I came across a biased, uninformed, largely inflammatory (but otherwise a great read!) BNET post today called How Technology Killed Marketing. While Geoffrey James's description of how the Internet has changed marketing is largely on-point, the conclusion is dead-wrong.
James contends that the ability to track the effectiveness of every lead (closed-loop marketing) has exposed, and therefore killed, marketing. Sorry Mr. James, but the opposite is true. The ability to track the effectiveness of every lead ALL THE WAY through to every sales channel and person only make marketing both more effective and more strategic. Now, good messaging, positioning, creative and programs can be more easily and more quickly distinguished from bad... and good sales channels and sales people can easily be distinguished from bad - based on the right metrics.
At a previous company that I worked for, sales continually pined for "more leads". But once we had the right closed-loop marketing systems installed and integrated into SF.com, we began to uncover interesting truths, like: the good sales people indeed did need more leads, but the bad (and quiet) ones actually were sitting on leads that good people could have closed; some leads were going into "black holes" because of empty territories, cherry picking, or someone's assumption that "all trade-show leads are bad"; etc.

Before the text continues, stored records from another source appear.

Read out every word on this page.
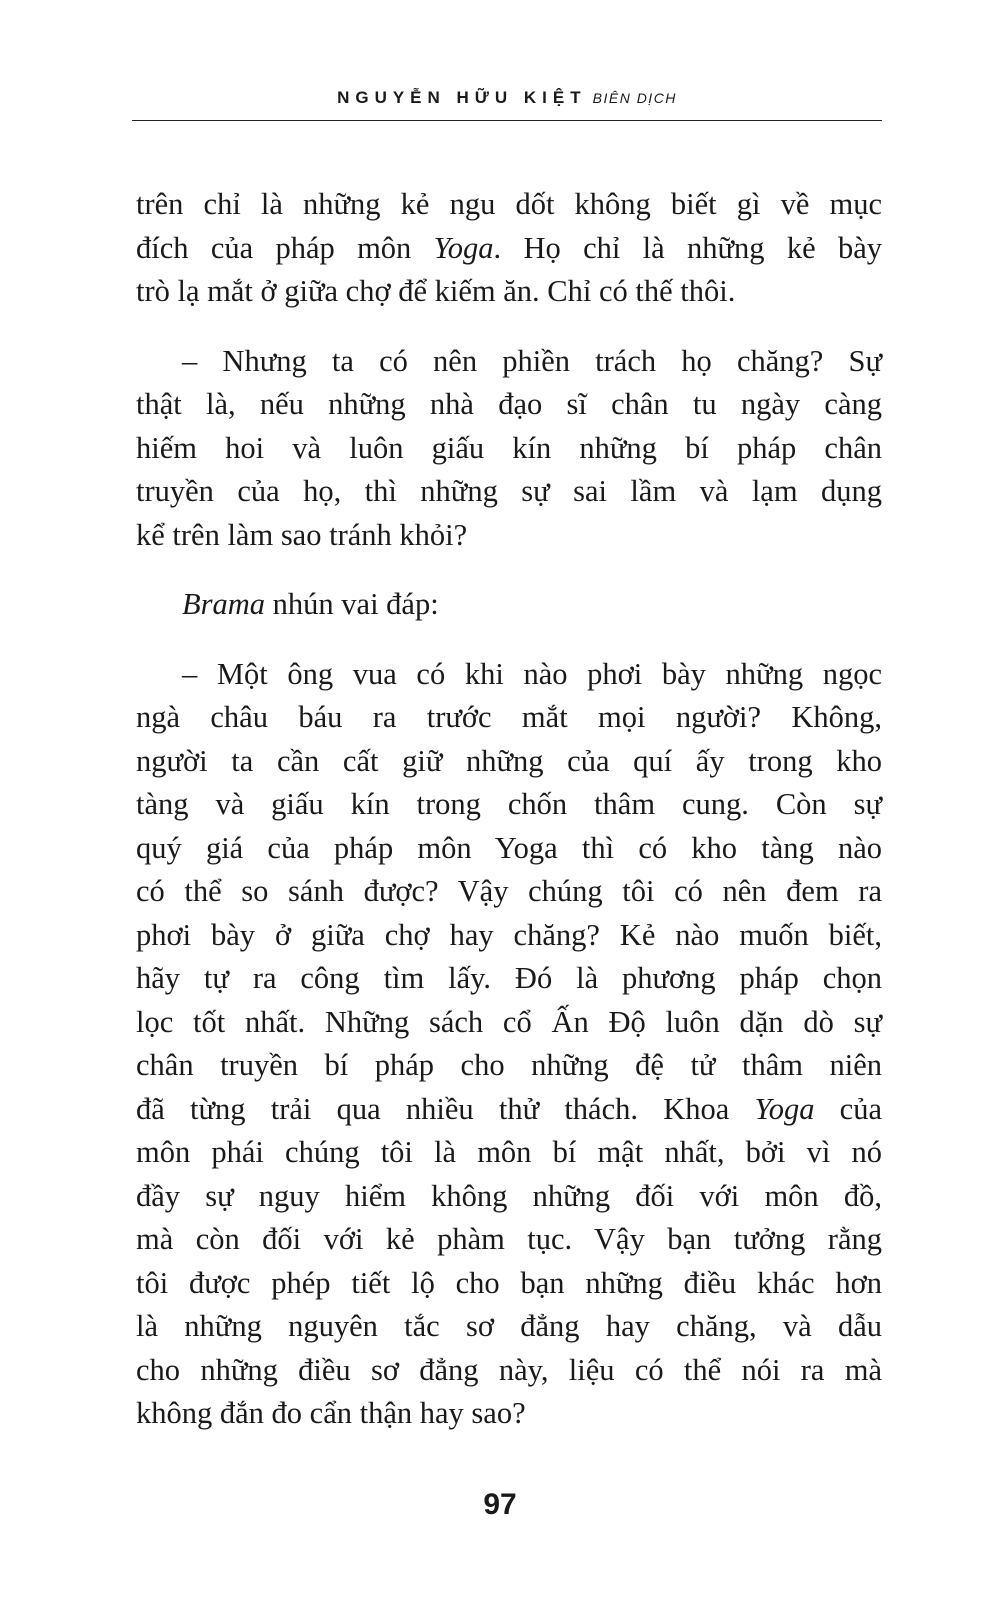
NGUYỄN HỮU KIỆT BIÊN DỊCH

trên chỉ là những kẻ ngu dốt không biết gì về mục
đích của pháp môn Yoga. Họ chỉ là những kẻ bày
trò lạ mắt ở giữa chợ để kiếm ăn. Chỉ có thế thôi.

– Nhưng ta có nên phiền trách họ chăng? Sự
thật là, nếu những nhà đạo sĩ chân tu ngày càng
hiếm hoi và luôn giấu kín những bí pháp chân
truyền của họ, thì những sự sai lầm và lạm dụng
kể trên làm sao tránh khỏi?

Brama nhún vai đáp:

– Một ông vua có khi nào phơi bày những ngọc
ngà châu báu ra trước mắt mọi người? Không,
người ta cần cất giữ những của quí ấy trong kho
tàng và giấu kín trong chốn thâm cung. Còn sự
quý giá của pháp môn Yoga thì có kho tàng nào
có thể so sánh được? Vậy chúng tôi có nên đem ra
phơi bày ở giữa chợ hay chăng? Kẻ nào muốn biết,
hãy tự ra công tìm lấy. Đó là phương pháp chọn
lọc tốt nhất. Những sách cổ Ấn Độ luôn dặn dò sự
chân truyền bí pháp cho những đệ tử thâm niên
đã từng trải qua nhiều thử thách. Khoa Yoga của
môn phái chúng tôi là môn bí mật nhất, bởi vì nó
đầy sự nguy hiểm không những đối với môn đồ,
mà còn đối với kẻ phàm tục. Vậy bạn tưởng rằng
tôi được phép tiết lộ cho bạn những điều khác hơn
là những nguyên tắc sơ đẳng hay chăng, và dẫu
cho những điều sơ đẳng này, liệu có thể nói ra mà
không đắn đo cẩn thận hay sao?

97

Armed with the right tools and data, marketers helped sales come up with better lead distribution (including pushing many to the channel), improve programs to improve lead quality, and actually expose under-performing sales resources. Not exactly what Mr. James had in-mind, I think.
For smart companies, marketing vs. sales is not an issue any more. As I have often said, marketing is just selling to many, while sales is marketing to one. The skills might be different, but the goals are algined. Let's bury the hatchet.